Con el fin de llevar un orden de clasificación sistematicé los hechos en cuatro artículos y setenta y siete cláusulas, argumentos que utilizaría en Logroño, frente a mis colegas, para demostrar que todo eran ilusiones y sueños de aquellos que confesaban servir al demonio. El primer artículo hablaba del modo en que los brujos van y vienen del akelarre; el segundo, de las cosas que allí se hacen y de cómo ellos mismos se creen sus falsedades; el tercero ponía de manifiesto los actos positivos y las verificaciones exteriores de lo refrendado por los vecinos; y en el cuarto y último artículo, se abordaba el asunto de las testificaciones y pruebas que podrían resultar de todo lo sobredicho para castigar a los presuntos culpables.
Después de haber recorrido los pueblos de San Esteban de Lerin, Çubieta, Ezcurra, Iraiços, Vera, Urdax, Elizondo, Arraioz, Licasu, Zugarramurdi y otros pagos, mis secretarios y yo decidimos detenernos en Olague, donde habíamos escuchado decir que fray Domingo de Sardo, el párroco, mantenía encerrada en la iglesia a María de Etxeverria, popularmente conocida como la Zunga. Esta mujer, una anciana que afirmaba poder desaparecer a su antojo y volar por los aires hasta las juntas que se celebraban en las cuevas que había a las afueras de la villa, decía también que era la barragana del diablo y que nadie podía ponerle hierros a sus huesos porque le era fácil escapar del cepo transformándose en una mosca.
Fue denunciada por sus vecinas cuando la sorprendieron, cierta noche, merodeando por los alrededores del cementerio. Al creer que la vieja buscaba desenterrar la tumba de un difunto con intención de comerse su carne, la gente del pueblo le propinó una brutal paliza.

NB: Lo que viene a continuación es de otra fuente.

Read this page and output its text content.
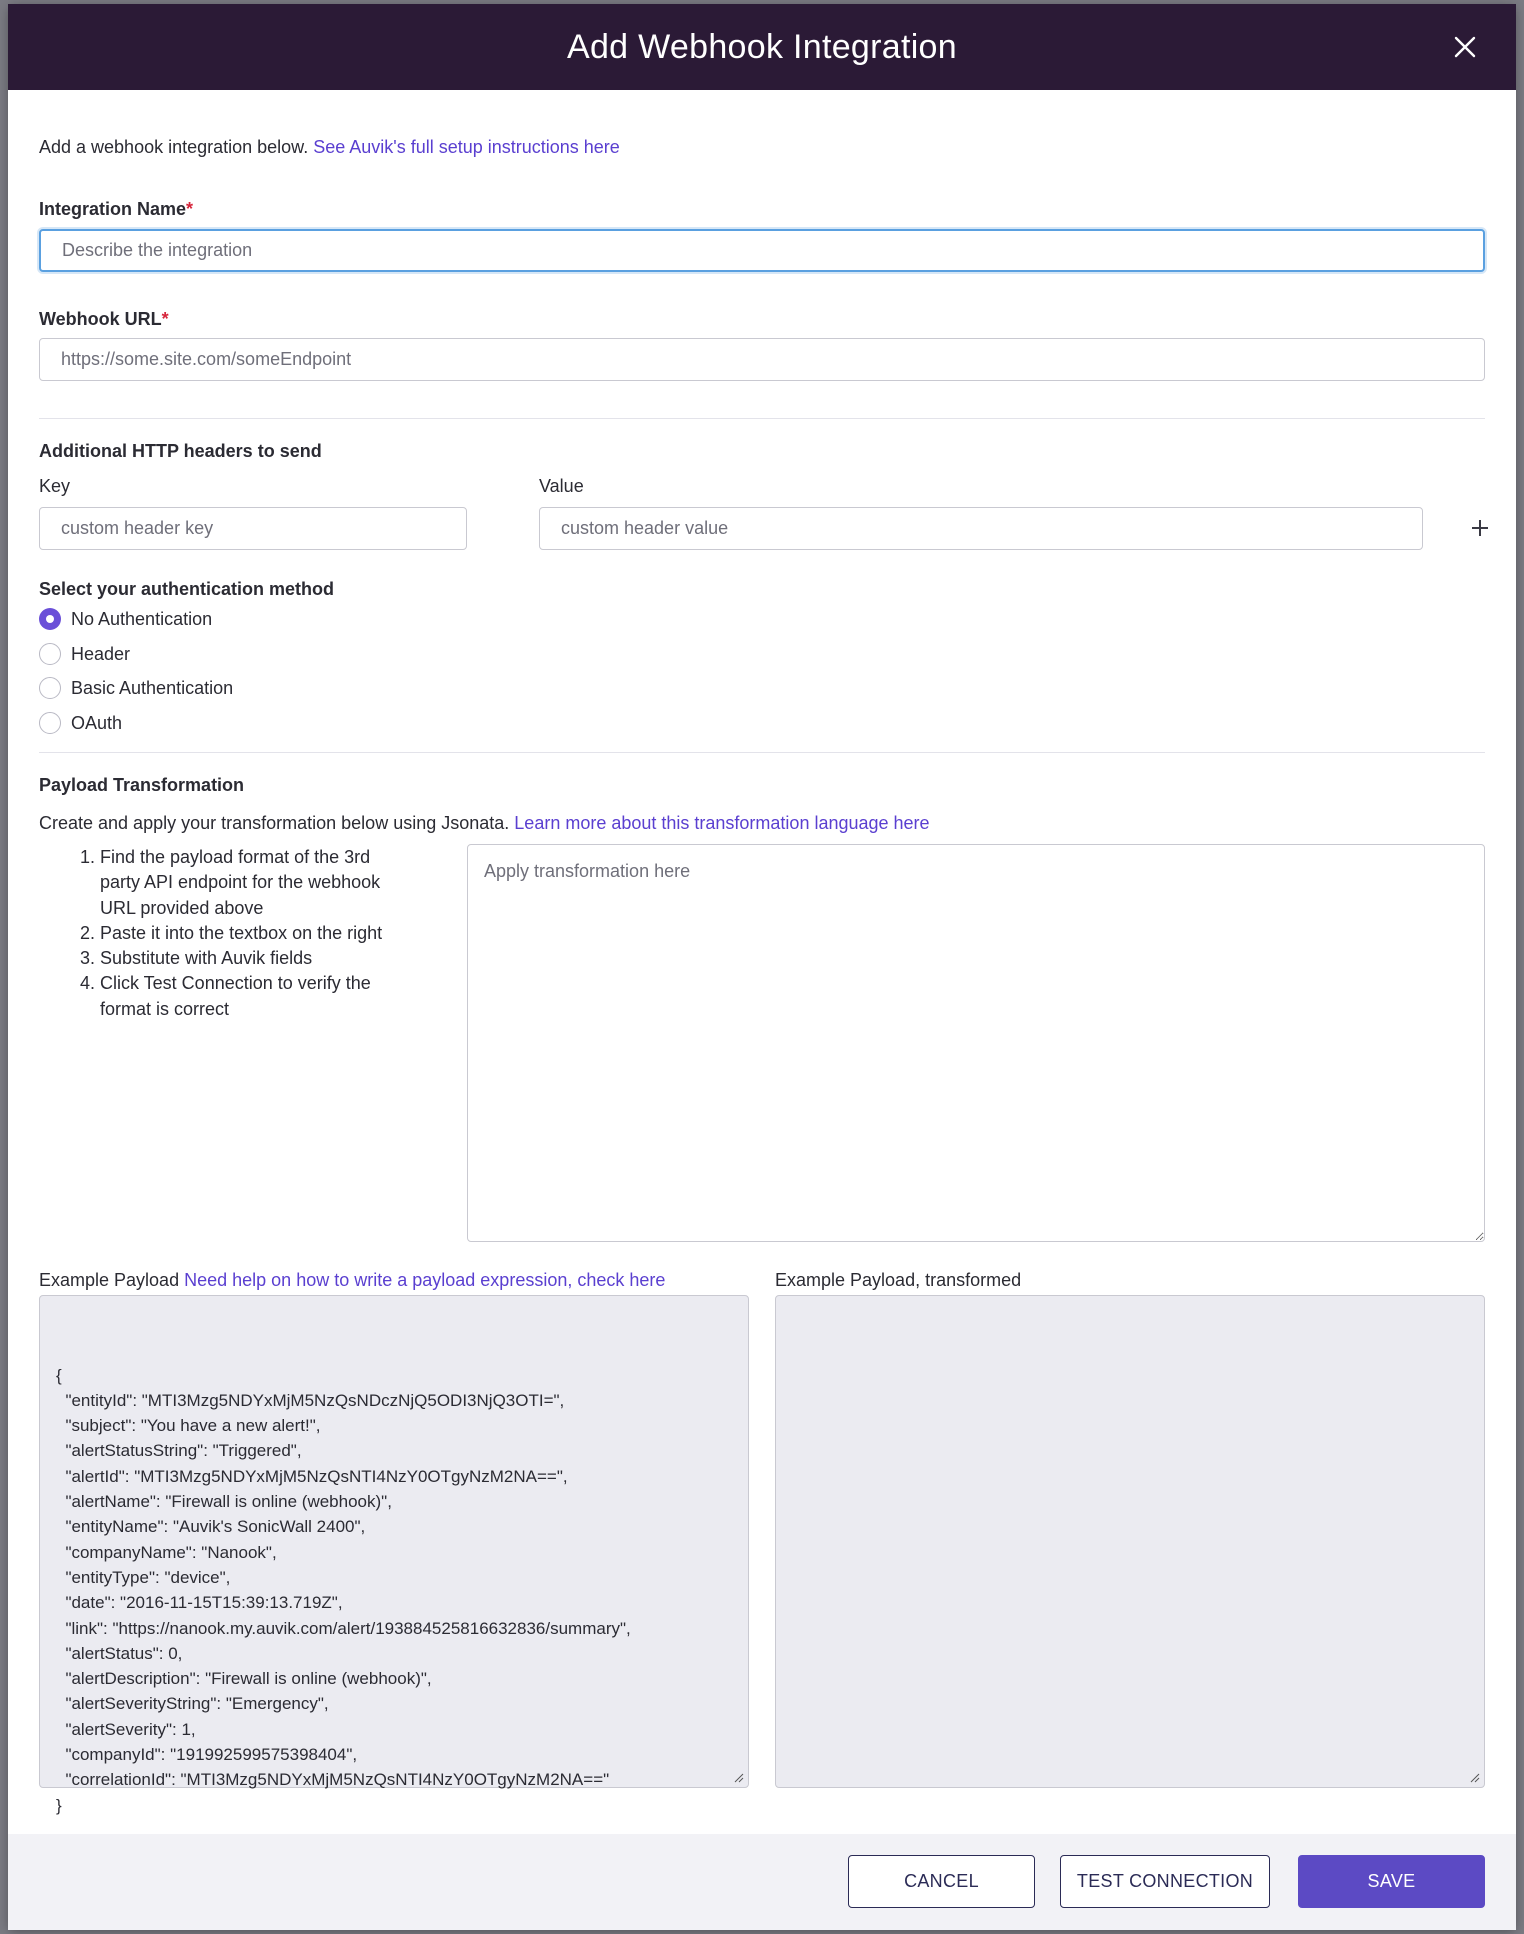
Add Webhook Integration
Add a webhook integration below. See Auvik's full setup instructions here
Integration Name*
Describe the integration
Webhook URL*
https://some.site.com/someEndpoint
Additional HTTP headers to send
Key	Value
custom header key
custom header value
Select your authentication method
No Authentication
Header
Basic Authentication
OAuth
Payload Transformation
Create and apply your transformation below using Jsonata. Learn more about this transformation language here
1. Find the payload format of the 3rd party API endpoint for the webhook URL provided above
2. Paste it into the textbox on the right
3. Substitute with Auvik fields
4. Click Test Connection to verify the format is correct
Apply transformation here
Example Payload Need help on how to write a payload expression, check here	Example Payload, transformed

{
"entityId": "MTI3Mzg5NDYxMjM5NzQsNDczNjQ5ODI3NjQ3OTI=",
"subject": "You have a new alert!",
"alertStatusString": "Triggered",
"alertId": "MTI3Mzg5NDYxMjM5NzQsNTI4NzY0OTgyNzM2NA==",
"alertName": "Firewall is online (webhook)",
"entityName": "Auvik's SonicWall 2400",
"companyName": "Nanook",
"entityType": "device",
"date": "2016-11-15T15:39:13.719Z",
"link": "https://nanook.my.auvik.com/alert/193884525816632836/summary",
"alertStatus": 0,
"alertDescription": "Firewall is online (webhook)",
"alertSeverityString": "Emergency",
"alertSeverity": 1,
"companyId": "191992599575398404",
"correlationId": "MTI3Mzg5NDYxMjM5NzQsNTI4NzY0OTgyNzM2NA=="
}

CANCEL	TEST CONNECTION	SAVE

Tras la agresión la condujeron hasta la casa del alcalde de la corte, el cual, a su vez, informó al merino chico y a los alguaciles locales. Estos, al no saber cómo se debía proceder con una persona que tenía tratos con el demonio, o tal vez por temor a que Satanás tomase represalias contra ellos, se la entregaron al cura del pueblo para que fuese Dios quien tutelara sus actos hasta que viniesen a buscarla los del brazo secular.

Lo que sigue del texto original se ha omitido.